Our Take
Seal failures are a machinery and process problem, not a regulatory one—most recalls stem from equipment chosen for cost, not 24/7 duty, paired with weak operator training.
Why it matters
A single seal failure contaminates an entire batch and triggers recalls that damage reputation and erode supply chain trust. Pharma manufacturers now face regulatory pressure to validate every parameter across every package.
Do this week
Packaging engineers: audit your current sealer specifications against ISO 11607 part 1 requirements and document which critical parameters (speed, pressure, temperature) you monitor for every unit produced—gaps here are batch-risk gaps.
Seal quality failures drive batch recalls in pharma packaging
Pharmaceutical manufacturers depend on sterile packaging barriers to protect medical devices from contamination during transport and storage. When seals fail, entire batches become at-risk for recall, regardless of the device quality inside. The regulatory framework governing medical device packaging—primarily ISO 11607 parts 1 and 2, recognized by the FDA and EU Medical Device Regulation—mandates that packaging systems allow sterilization, provide a microbial barrier, and enable aseptic presentation at point of use.
Yet meeting these standards on paper does not prevent failures in the field.
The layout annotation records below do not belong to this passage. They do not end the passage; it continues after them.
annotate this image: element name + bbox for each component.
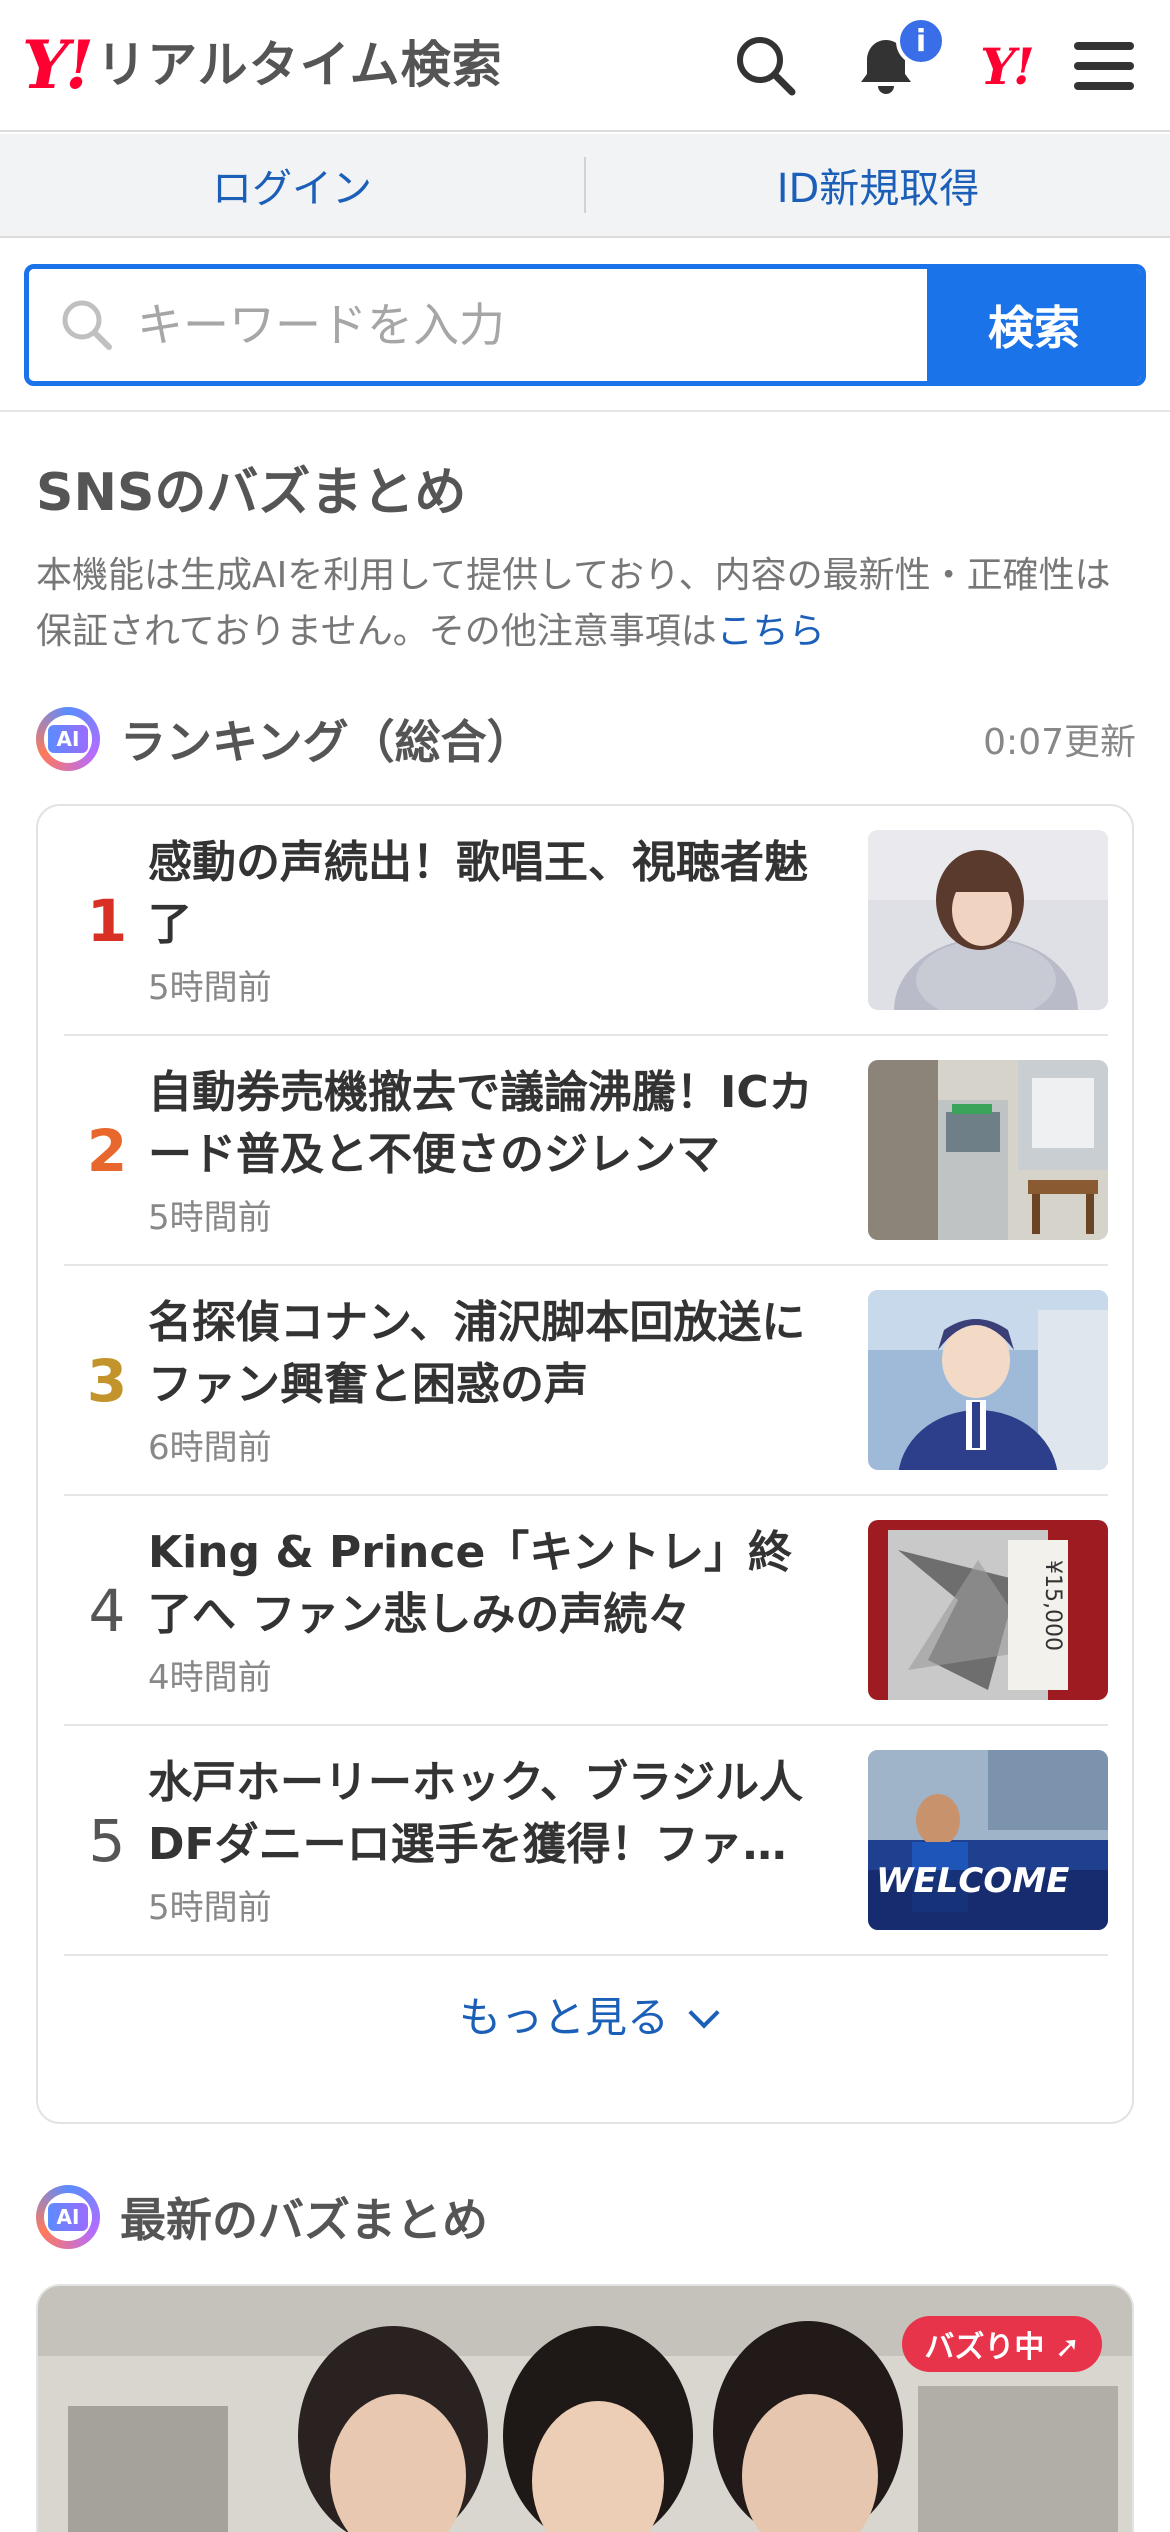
register-link[interactable]: ID新規取得 (586, 156, 1170, 214)
rank-time: 4時間前 (148, 1658, 272, 1698)
rank-title: 名探偵コナン、浦沢脚本回放送にファン興奮と困惑の声 (148, 1297, 806, 1410)
notice-link[interactable]: こちら (717, 611, 825, 652)
thumbnail-image: WELCOME (868, 1750, 1108, 1930)
ranking-item-4[interactable]: 4 King & Prince「キントレ」終了へ ファン悲しみの声続々 4時間前… (64, 1496, 1108, 1726)
divider (0, 410, 1170, 412)
thumbnail-image (868, 1290, 1108, 1470)
app-header: Y! リアルタイム検索 i Y! (0, 0, 1170, 132)
rank-number: 5 (88, 1807, 126, 1875)
more-button[interactable]: もっと見る (38, 1984, 1136, 2045)
search-button[interactable]: 検索 (927, 269, 1141, 381)
ai-notice: 本機能は生成AIを利用して提供しており、内容の最新性・正確性は保証されておりませ… (36, 548, 1136, 660)
rank-number: 1 (86, 887, 128, 955)
notification-badge: i (896, 16, 946, 66)
rank-number: 3 (86, 1347, 128, 1415)
latest-buzz-card[interactable]: バズり中 ➚ (36, 2284, 1134, 2532)
search-field-icon (62, 300, 112, 350)
section-title-sns: SNSのバズまとめ (36, 463, 467, 523)
search-box: 検索 (24, 264, 1146, 386)
yahoo-logo-mark: Y! (22, 26, 94, 104)
search-input[interactable] (137, 298, 837, 352)
ranking-title: ランキング（総合） (120, 715, 533, 769)
rank-time: 6時間前 (148, 1428, 272, 1468)
hamburger-menu-icon[interactable] (1064, 26, 1144, 106)
thumbnail-image: ¥15,000 (868, 1520, 1108, 1700)
buzz-badge-label: バズり中 (924, 2330, 1045, 2365)
ranking-card: 1 感動の声続出！歌唱王、視聴者魅了 5時間前 2 自動券売機撤去で議論沸騰！I… (36, 804, 1134, 2124)
rank-number: 2 (86, 1117, 128, 1185)
ai-notice-text: 本機能は生成AIを利用して提供しており、内容の最新性・正確性は保証されておりませ… (36, 555, 1111, 652)
thumbnail-image (868, 830, 1108, 1010)
rank-time: 5時間前 (148, 1888, 272, 1928)
welcome-text: WELCOME (876, 1861, 1069, 1901)
buzz-trending-badge: バズり中 ➚ (902, 2316, 1102, 2372)
yahoo-japan-icon[interactable]: Y! (966, 26, 1046, 106)
rank-time: 5時間前 (148, 968, 272, 1008)
ai-icon: AI (36, 707, 100, 771)
logo[interactable]: Y! リアルタイム検索 (22, 30, 503, 100)
ranking-header: AI ランキング（総合） 0:07更新 (36, 704, 1136, 774)
account-bar: ログイン ID新規取得 (0, 134, 1170, 238)
more-label: もっと見る (458, 1993, 669, 2042)
ai-icon-label: AI (48, 725, 88, 753)
rank-number: 4 (88, 1577, 126, 1645)
rank-title: 感動の声続出！歌唱王、視聴者魅了 (148, 837, 808, 950)
page-title: リアルタイム検索 (96, 36, 503, 94)
rank-title: 自動券売機撤去で議論沸騰！ICカード普及と不便さのジレンマ (148, 1067, 813, 1180)
rank-title: 水戸ホーリーホック、ブラジル人DFダニーロ選手を獲得！ファ… (148, 1757, 804, 1870)
ranking-updated: 0:07更新 (983, 722, 1136, 763)
search-field (29, 269, 927, 381)
ranking-item-2[interactable]: 2 自動券売機撤去で議論沸騰！ICカード普及と不便さのジレンマ 5時間前 (64, 1036, 1108, 1266)
chevron-down-icon (688, 1997, 720, 2029)
search-icon[interactable] (726, 26, 806, 106)
ai-icon: AI (36, 2185, 100, 2249)
yj-mark: Y! (980, 36, 1035, 96)
latest-title: 最新のバズまとめ (120, 2193, 488, 2247)
latest-header: AI 最新のバズまとめ (36, 2182, 1136, 2252)
ranking-item-5[interactable]: 5 水戸ホーリーホック、ブラジル人DFダニーロ選手を獲得！ファ… 5時間前 WE… (64, 1726, 1108, 1956)
rank-title: King & Prince「キントレ」終了へ ファン悲しみの声続々 (148, 1527, 792, 1640)
ranking-item-3[interactable]: 3 名探偵コナン、浦沢脚本回放送にファン興奮と困惑の声 6時間前 (64, 1266, 1108, 1496)
ranking-item-1[interactable]: 1 感動の声続出！歌唱王、視聴者魅了 5時間前 (64, 806, 1108, 1036)
price-tag: ¥15,000 (1040, 1560, 1065, 1651)
rank-time: 5時間前 (148, 1198, 272, 1238)
ai-icon-label: AI (48, 2203, 88, 2231)
thumbnail-image (868, 1060, 1108, 1240)
login-link[interactable]: ログイン (0, 156, 584, 214)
According to Jackie Irvine, senior manager of marketing and sustainability at Plexpack, one of the most common causes of seal failure is selecting machinery not designed for continuous 24/7 operation. A second failure mode is equipment manufactured without components necessary to maintain seal integrity consistently. When operator error layers on top—poor training, poorly designed controls—even reliable machinery cannot guarantee repeatable results.
Equipment choice and process control are the real gatekeepers
Regulatory compliance is necessary but insufficient. The difference between a batch that passes validation and one that fails in the field lies in two controllable factors: the machinery you buy and the systems you deploy to monitor it.
Modern packaging lines address this through three concrete practices. First, equipment selection now favors impulse-style sealers with fully controllable heat settings, allowing operators to maintain validated parameters and reduce variability. Second, vision systems integrated with sealers detect contaminated seals or foreign materials in real time and reject improperly processed bags without human intervention. Third, manufacturers are increasingly adopting automated monitoring systems that track critical operating parameters—machine speed, seal pressure, temperature—for every package processed. This level of granular control enables manufacturers to identify deviations before they compromise batches.
Equipment supplier selection carries outsized weight. Irvine emphasizes evaluating vendor reputation, length of experience in medical device manufacturing, and customer testimonials. Centralised decision-making, where one procurement choice affects multiple facilities, makes this vetting especially critical. A poor equipment choice deployed across an enterprise multiplies both the validation burden and recall risk.
What manufacturers should validate now
Batch integrity depends on three operational decisions made before production begins. First, select equipment explicitly designed for the duty cycle your facility runs—24/7 or shift-based—and confirm it has the components necessary to maintain seal integrity without drift. Second, implement automated parameter monitoring for every critical variable specified in your validation protocol; manual spot-checks are not sufficient. Third, establish a vendor evaluation process that prioritizes proven track record in medical device manufacturing over cost savings.
Manufacturers rolling out equipment across multiple sites should sequence implementation carefully, ensuring consistent operator training and accounting for downtime during installation. The cost of a recalled batch far exceeds the cost of over-specifying equipment upfront.